We hired two models – Bob and Lina (lee – nuh) – to portray a young couple. Both are at the start of their modeling careers. Bob is 27 and Lina is 17. We shot ten different scenes over the course of 2 days and used more than 30 rolls of film. I shot color high-speed negative film which allows me to work in low light situations without adding strobe lights. It was a compromise I could take because the clothes this season are mostly gray and I wouldn’t need the extra color quality that color slide film would offer.

By the end of the last day, we had made a lot of good photos. Bob and Lina seemed to understand the freedom I was giving them by not asking them to hit model poses. We had a cover shot already and were ready to shoot the last outfits. She’s be wearing a long, gray evening dress and he’d be in a black shirt and gray slacks.

We had planned to shoot outside just after sunset, using a walkway where tiny white lights are wrapped around the palm trees. It would be very pretty – if it wasn’t raining, which it was. Weather in Florida is spontaneous and we had to be flexible.

I suggested we use a vintage-styled diner instead which was a location we hadn’t even scouted. The white tile floors and counters worked well with the outfits and the chrome and red vinyl counter stools would be a nice touch of texture.

Bob and Lina took their places at the counter and I set a tripod a few feet away. The music was loud, so they had to lean towards each other a bit to talk. That worked very well, but things worked even better when the music changed to the Bee Gees “Staying Alive.” The servers turned up the music and formed a dance line to entertain the tourists eating there. Bob and Lina and laughed and joked and I kept the motor drive working.

The song ended and I grabbed the camera off the tripod and jumped on a counter stool next to Bob. Shooting over his shoulder with a 60mm lens, I quickly focused on Lina as they continued their flirty chat. About a minute later, I stopped because the energy had dropped down.

When we edited the film, this last photo kept jumping up at us. It was far less planned than any cover we’ve done – in fact, it was probably the least calculated photo of the entire shoot – but it had that certain “ooomph” we wanted. It was a photo that required a lot of work, but one that looked very easy.
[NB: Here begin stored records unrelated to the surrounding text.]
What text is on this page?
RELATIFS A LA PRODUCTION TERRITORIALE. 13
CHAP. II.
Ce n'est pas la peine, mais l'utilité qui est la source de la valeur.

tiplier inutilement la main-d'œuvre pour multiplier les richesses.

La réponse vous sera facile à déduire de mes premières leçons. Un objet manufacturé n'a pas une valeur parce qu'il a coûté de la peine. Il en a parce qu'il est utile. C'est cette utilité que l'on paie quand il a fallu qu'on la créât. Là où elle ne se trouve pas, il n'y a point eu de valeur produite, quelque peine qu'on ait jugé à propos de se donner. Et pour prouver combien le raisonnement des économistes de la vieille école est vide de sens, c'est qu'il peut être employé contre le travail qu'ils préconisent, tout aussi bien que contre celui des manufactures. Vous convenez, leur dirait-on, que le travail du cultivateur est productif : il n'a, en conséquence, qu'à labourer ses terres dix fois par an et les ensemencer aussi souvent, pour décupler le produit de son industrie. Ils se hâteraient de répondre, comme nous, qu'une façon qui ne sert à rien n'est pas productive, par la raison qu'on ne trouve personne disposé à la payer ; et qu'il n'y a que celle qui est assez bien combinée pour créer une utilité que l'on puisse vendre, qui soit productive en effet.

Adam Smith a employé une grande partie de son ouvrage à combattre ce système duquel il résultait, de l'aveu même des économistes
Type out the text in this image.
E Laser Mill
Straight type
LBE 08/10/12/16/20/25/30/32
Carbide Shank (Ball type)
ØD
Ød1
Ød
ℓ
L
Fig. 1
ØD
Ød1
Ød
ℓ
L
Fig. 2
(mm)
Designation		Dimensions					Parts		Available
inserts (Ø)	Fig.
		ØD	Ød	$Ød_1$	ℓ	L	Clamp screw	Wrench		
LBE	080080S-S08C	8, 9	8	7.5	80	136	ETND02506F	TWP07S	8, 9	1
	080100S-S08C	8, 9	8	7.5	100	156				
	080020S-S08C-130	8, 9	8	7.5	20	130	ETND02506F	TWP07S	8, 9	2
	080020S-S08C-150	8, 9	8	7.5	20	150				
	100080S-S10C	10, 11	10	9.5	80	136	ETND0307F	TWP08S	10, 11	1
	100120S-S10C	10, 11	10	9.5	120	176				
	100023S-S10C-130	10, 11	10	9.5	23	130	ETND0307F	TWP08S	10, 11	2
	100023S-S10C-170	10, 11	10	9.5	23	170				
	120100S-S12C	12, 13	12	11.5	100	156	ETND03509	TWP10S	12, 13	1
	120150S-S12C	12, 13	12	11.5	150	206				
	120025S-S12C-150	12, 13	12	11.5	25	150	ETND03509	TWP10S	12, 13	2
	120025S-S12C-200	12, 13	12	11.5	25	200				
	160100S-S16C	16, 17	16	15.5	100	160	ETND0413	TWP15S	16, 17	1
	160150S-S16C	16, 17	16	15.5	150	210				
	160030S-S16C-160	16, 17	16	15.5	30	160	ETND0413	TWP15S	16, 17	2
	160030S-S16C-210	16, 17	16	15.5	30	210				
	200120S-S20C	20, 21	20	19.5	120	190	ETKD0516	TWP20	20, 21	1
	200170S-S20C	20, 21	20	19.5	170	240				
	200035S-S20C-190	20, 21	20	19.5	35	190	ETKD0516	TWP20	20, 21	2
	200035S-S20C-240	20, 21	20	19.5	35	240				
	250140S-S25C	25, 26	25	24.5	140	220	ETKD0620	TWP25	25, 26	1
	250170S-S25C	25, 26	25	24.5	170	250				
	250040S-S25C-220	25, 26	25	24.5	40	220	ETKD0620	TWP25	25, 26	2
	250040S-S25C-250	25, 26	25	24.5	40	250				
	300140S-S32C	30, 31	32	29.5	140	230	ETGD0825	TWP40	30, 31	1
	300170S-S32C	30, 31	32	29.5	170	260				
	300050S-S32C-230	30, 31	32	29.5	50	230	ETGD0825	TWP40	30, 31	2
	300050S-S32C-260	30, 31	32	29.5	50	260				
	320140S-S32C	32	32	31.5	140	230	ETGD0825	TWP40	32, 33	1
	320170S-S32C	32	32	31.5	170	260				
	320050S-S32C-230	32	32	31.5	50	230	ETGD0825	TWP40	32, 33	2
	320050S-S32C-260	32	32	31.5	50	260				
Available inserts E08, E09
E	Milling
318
Many commercial photographers have problems giving up total control in order to get photos like these. Many photojournalists have problems taking any control over posing and influencing the scene – sometimes because of ethical or stylistic concerns or because they have little experience in these situations. For me, fashion is a good shoot because I can use my experience and people skills to let the models be more “real.” I can also practice composition and lighting techniques I can then use quickly in more uncontrolled, fluid situations.